La sûreté à l'épreuve des organisations SSG21QS
| Credits ECTS | 8 |
|---|---|
| Langues | -Français |
| Responsable | Sarah Ghaffari |
| Temps a l'emploi du temps | 90 |
| Temps travail personnel | 30 |
Contexte
Quelle que soit son orientation professionnelle future, l’ingénieur inscrira son activité dans une ou plusieurs organisations. Il ne pourra donc faire abstraction du contexte organisationnel dans lequelil devra prendre des décisions et agir. De plus en plus souvent, sa carrière pourra l’amener à exercer des fonctions de management, voire à occuper un poste de manager. Il aura alors en charge de concevoir, d’animer et de faire évoluer les organisations dont il aura la responsabilité et pour lesquelles il sera garant de la performance. S’agissant de l’option Qualité et Sûreté de fonctionnement, il a été jugé souhaitable d’apporter un éclairage particulier sur les organisations “à hauts risques”, comme les centrales nucléaires, la chimie, le transport aérien qui doivent non seulement garantir un certain niveau de fiabilité en situation normale et développer des capacités de gestion en situations de crises tout à fait spécifiques.
Pour de futurs ingénieurs qui se destinent à assurer la sûreté de fonctionnement des systèmes productifs, il est important de connaître les sources de risques et d’incertitude. Les risques technologiques que l’on peut définir comme ceux qui découlent soit de la rupture des installations techniques, soit des conséquences éventuellement négatives (radiations, pollutions… ) sont certainement les plus directement accessibles à l’entendement sous la forme de pannes ou de dysfonctionnement techniques.

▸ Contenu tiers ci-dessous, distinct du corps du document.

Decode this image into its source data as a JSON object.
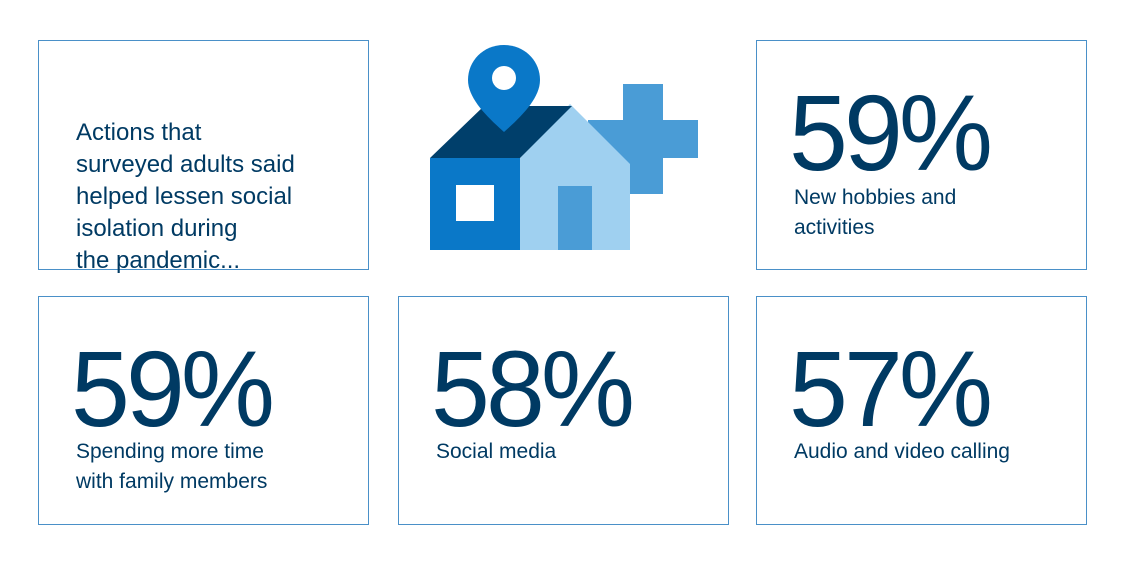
{
  "intro": {
    "text": "Actions that\nsurveyed adults said\nhelped lessen social\nisolation during\nthe pandemic..."
  },
  "illustration": {
    "icon": "house-with-location-pin-and-plus-icon",
    "colors": {
      "roof_dark": "#003f6b",
      "house_front": "#0a78c8",
      "house_side": "#9fd0f0",
      "door": "#4a9cd6",
      "plus": "#4a9cd6",
      "pin": "#0a78c8"
    }
  },
  "stats": [
    {
      "value": "59%",
      "label": "New hobbies and\nactivities"
    },
    {
      "value": "59%",
      "label": "Spending more time\nwith family members"
    },
    {
      "value": "58%",
      "label": "Social media"
    },
    {
      "value": "57%",
      "label": "Audio and video calling"
    }
  ],
  "colors": {
    "text": "#003a63",
    "border": "#4a90c8",
    "background": "#ffffff"
  }
}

Toutefois, et sans vouloir nier l’existence de problèmes techniques, nous privilégierons une autre perspective où le risque n’est pas donné mais construit. Il s’agit alors de considérer que le risque ne peut se réduire à un dysfonctionnement touchant exclusivement l'architecture technique du système productif, tout simplement parce que l'exploitation de celui-ci passe par des agencements composites associant "les hommes et les machines" (Dodier, 1995) selon des interdépendances complexes. C’est pourquoi une grande partie de l’UV sera centrée sur une mise en perspective socio organisationnelle des risques et de la gestion de la sûreté.
Objectifs
Objectifs généraux
L’UV propose des réflexions sur les interactions entre organisation, sûreté et stratégie dans une perspective systémique en privilégiant trois grands objectifs.1. Susciter chez l’élève l’intérêt pour les problèmes de nature organisationnelle
2. Développer sa capacité à se poser des questions pertinentes puis à engager une réflexion cohérente pour tenter d’y répondre.

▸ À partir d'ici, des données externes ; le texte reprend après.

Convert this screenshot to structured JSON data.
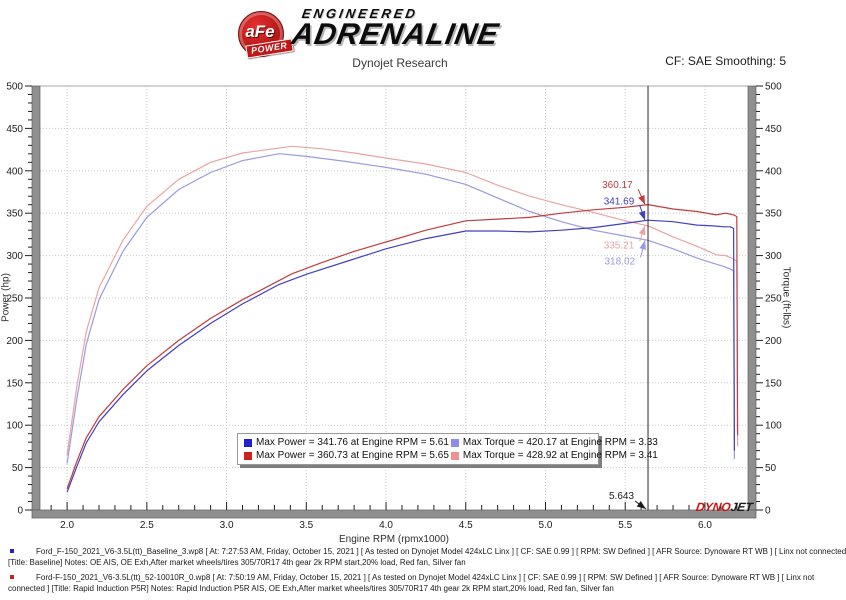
{
  "header": {
    "brand": {
      "badge_main": "aFe",
      "badge_sub": "POWER",
      "line1": "ENGINEERED",
      "line2": "ADRENALINE"
    },
    "report_title": "Dynojet Research",
    "smoothing_label": "CF: SAE Smoothing: 5"
  },
  "chart_data": {
    "type": "line",
    "xlabel": "Engine RPM (rpmx1000)",
    "ylabel_left": "Power (hp)",
    "ylabel_right": "Torque (ft-lbs)",
    "xlim": [
      1.83,
      6.27
    ],
    "ylim": [
      0,
      500
    ],
    "x_major_ticks": [
      2.0,
      2.5,
      3.0,
      3.5,
      4.0,
      4.5,
      5.0,
      5.5,
      6.0
    ],
    "x_minor_step": 0.1,
    "y_major_step": 50,
    "y_minor_step": 10,
    "grid": "dotted",
    "cursor": {
      "x": 5.643,
      "label": "5.643"
    },
    "series": [
      {
        "name": "torque-baseline",
        "unit": "ft-lbs",
        "color": "#9a9ae0",
        "x": [
          2.0,
          2.06,
          2.12,
          2.2,
          2.35,
          2.5,
          2.7,
          2.9,
          3.1,
          3.33,
          3.5,
          3.75,
          4.0,
          4.25,
          4.5,
          4.7,
          4.9,
          5.1,
          5.3,
          5.5,
          5.643,
          5.8,
          5.95,
          6.05,
          6.12,
          6.16,
          6.18,
          6.185
        ],
        "y": [
          55,
          130,
          195,
          248,
          305,
          345,
          378,
          398,
          412,
          420.2,
          417,
          411,
          404,
          396,
          384,
          368,
          352,
          340,
          330,
          323,
          318,
          308,
          297,
          291,
          287,
          284,
          282,
          60
        ]
      },
      {
        "name": "torque-rapid-induction",
        "unit": "ft-lbs",
        "color": "#eaa4a4",
        "x": [
          2.0,
          2.06,
          2.12,
          2.2,
          2.35,
          2.5,
          2.7,
          2.9,
          3.1,
          3.41,
          3.6,
          3.8,
          4.0,
          4.25,
          4.5,
          4.7,
          4.9,
          5.1,
          5.3,
          5.5,
          5.643,
          5.8,
          5.95,
          6.07,
          6.13,
          6.18,
          6.2,
          6.205
        ],
        "y": [
          65,
          145,
          210,
          262,
          318,
          358,
          390,
          410,
          421,
          428.9,
          426,
          421,
          415,
          408,
          398,
          383,
          370,
          360,
          351,
          341,
          335.2,
          322,
          311,
          301,
          300,
          296,
          293,
          75
        ]
      },
      {
        "name": "power-baseline",
        "unit": "hp",
        "color": "#4040c2",
        "x": [
          2.0,
          2.06,
          2.12,
          2.2,
          2.35,
          2.5,
          2.7,
          2.9,
          3.1,
          3.33,
          3.5,
          3.75,
          4.0,
          4.25,
          4.5,
          4.7,
          4.9,
          5.1,
          5.3,
          5.5,
          5.643,
          5.8,
          5.95,
          6.05,
          6.12,
          6.16,
          6.18,
          6.185
        ],
        "y": [
          21,
          51,
          79,
          104,
          136,
          164,
          194,
          220,
          243,
          266,
          278,
          293,
          308,
          320,
          329,
          329,
          328,
          330,
          333,
          338,
          341.7,
          340,
          336,
          335,
          334,
          334,
          332,
          70
        ]
      },
      {
        "name": "power-rapid-induction",
        "unit": "hp",
        "color": "#c23c3c",
        "x": [
          2.0,
          2.06,
          2.12,
          2.2,
          2.35,
          2.5,
          2.7,
          2.9,
          3.1,
          3.41,
          3.6,
          3.8,
          4.0,
          4.25,
          4.5,
          4.7,
          4.9,
          5.1,
          5.3,
          5.5,
          5.643,
          5.8,
          5.95,
          6.07,
          6.13,
          6.18,
          6.2,
          6.205
        ],
        "y": [
          25,
          57,
          85,
          110,
          142,
          170,
          200,
          226,
          248,
          278.5,
          292,
          305,
          316,
          330,
          341,
          343,
          345,
          350,
          354,
          357,
          360.2,
          355,
          352,
          348,
          350,
          348,
          346,
          88
        ]
      }
    ],
    "annotations": [
      {
        "text": "360.17",
        "color": "#c23c3c",
        "value": 360.2,
        "label_rpm": 5.355,
        "label_value": 383,
        "dir": "down"
      },
      {
        "text": "341.69",
        "color": "#4040c2",
        "value": 341.7,
        "label_rpm": 5.365,
        "label_value": 364,
        "dir": "down"
      },
      {
        "text": "335.21",
        "color": "#eaa4a4",
        "value": 335.2,
        "label_rpm": 5.365,
        "label_value": 312,
        "dir": "up"
      },
      {
        "text": "318.02",
        "color": "#9a9ae0",
        "value": 318.0,
        "label_rpm": 5.37,
        "label_value": 293,
        "dir": "up"
      }
    ],
    "legend": {
      "items": [
        {
          "color": "#2020cf",
          "label": "Max Power = 341.76 at Engine RPM = 5.61"
        },
        {
          "color": "#8c8cec",
          "label": "Max Torque = 420.17 at Engine RPM = 3.33"
        },
        {
          "color": "#cf2020",
          "label": "Max Power = 360.73 at Engine RPM = 5.65"
        },
        {
          "color": "#f09090",
          "label": "Max Torque = 428.92 at Engine RPM = 3.41"
        }
      ]
    },
    "watermark": {
      "part1": "DYNO",
      "part2": "JET",
      "color1": "#cc1111",
      "color2": "#1a1a1a"
    }
  },
  "footer": {
    "runs": [
      {
        "bullet_color": "#2222cc",
        "line1": "Ford_F-150_2021_V6-3.5L(tt)_Baseline_3.wp8 [ At: 7:27:53 AM, Friday, October 15, 2021 ] [ As tested on Dynojet Model 424xLC Linx ] [ CF: SAE 0.99 ] [ RPM: SW Defined ] [ AFR Source: Dynoware RT WB ] [ Linx not connected",
        "line2": "[Title: Baseline]  Notes: OE AIS, OE Exh,After market wheels/tires 305/70R17 4th gear 2k RPM start,20% load, Red fan, Silver fan"
      },
      {
        "bullet_color": "#cc2222",
        "line1": "Ford-F-150_2021_V6-3.5L(tt)_52-10010R_0.wp8 [ At: 7:50:19 AM, Friday, October 15, 2021 ] [ As tested on Dynojet Model 424xLC Linx ] [ CF: SAE 0.99 ] [ RPM: SW Defined ] [ AFR Source: Dynoware RT WB ] [ Linx not",
        "line2": "connected ] [Title: Rapid Induction P5R]  Notes: Rapid Induction P5R AIS, OE Exh,After market wheels/tires 305/70R17 4th gear 2k RPM start,20% load, Red fan, Silver fan"
      }
    ]
  }
}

3. Apprendre à prendre en charge une démarche stratégique dans un système mouvant et incertain
Objectifs operationnels
• Etre conscient(e) de ses propres représentations de l’entreprise.• Savoir mener une démarche stratégique
• Comprendre le mode de fonctionnement collectif des organisations et en avoir une approche critique.
• Prendre conscience des principaux phénomènes affectant ce fonctionnement.
• Evaluer et relativiser les capacités d’intervention et de contrôle de l’ingénieur sur ces phénomènes.
• Savoir rendre compte des dimensions socio techniques des risques.
Competences requises
Compétences requises
Outre les requis techniques propres à l’option, les compétences nécessaires ne sont pas liées à une UV en particulier, mais à l’ensemble du cursus en sciences sociales et de gestion. Il est en effet souhaitable que les élèves-ingénieurs aient une bonne connaissance des concepts, méthodes et grilles de lectures propres au domaine de la compréhension des organisations.Unites de valeurs cibles
Codes UVs cibles
CB2 "Analyser et piloter les systèmes organisés"GS1 "Conception et usage" (et plus particulièrement le module Psychologie cognitive et ergonomie des systèmes)
GS1 : Organisations et marchés (et particulièrement Dynamique des organisations et Organisations des marchés)
UVs cibles
Les connaissances et compétences acquises dans cette UV seront à mobiliser dans la compréhension du contexte organisationnel et stratégique de l’entreprise dans laquelle se réalisera le projet industriel.UV Projet Industriel (FEM10ET)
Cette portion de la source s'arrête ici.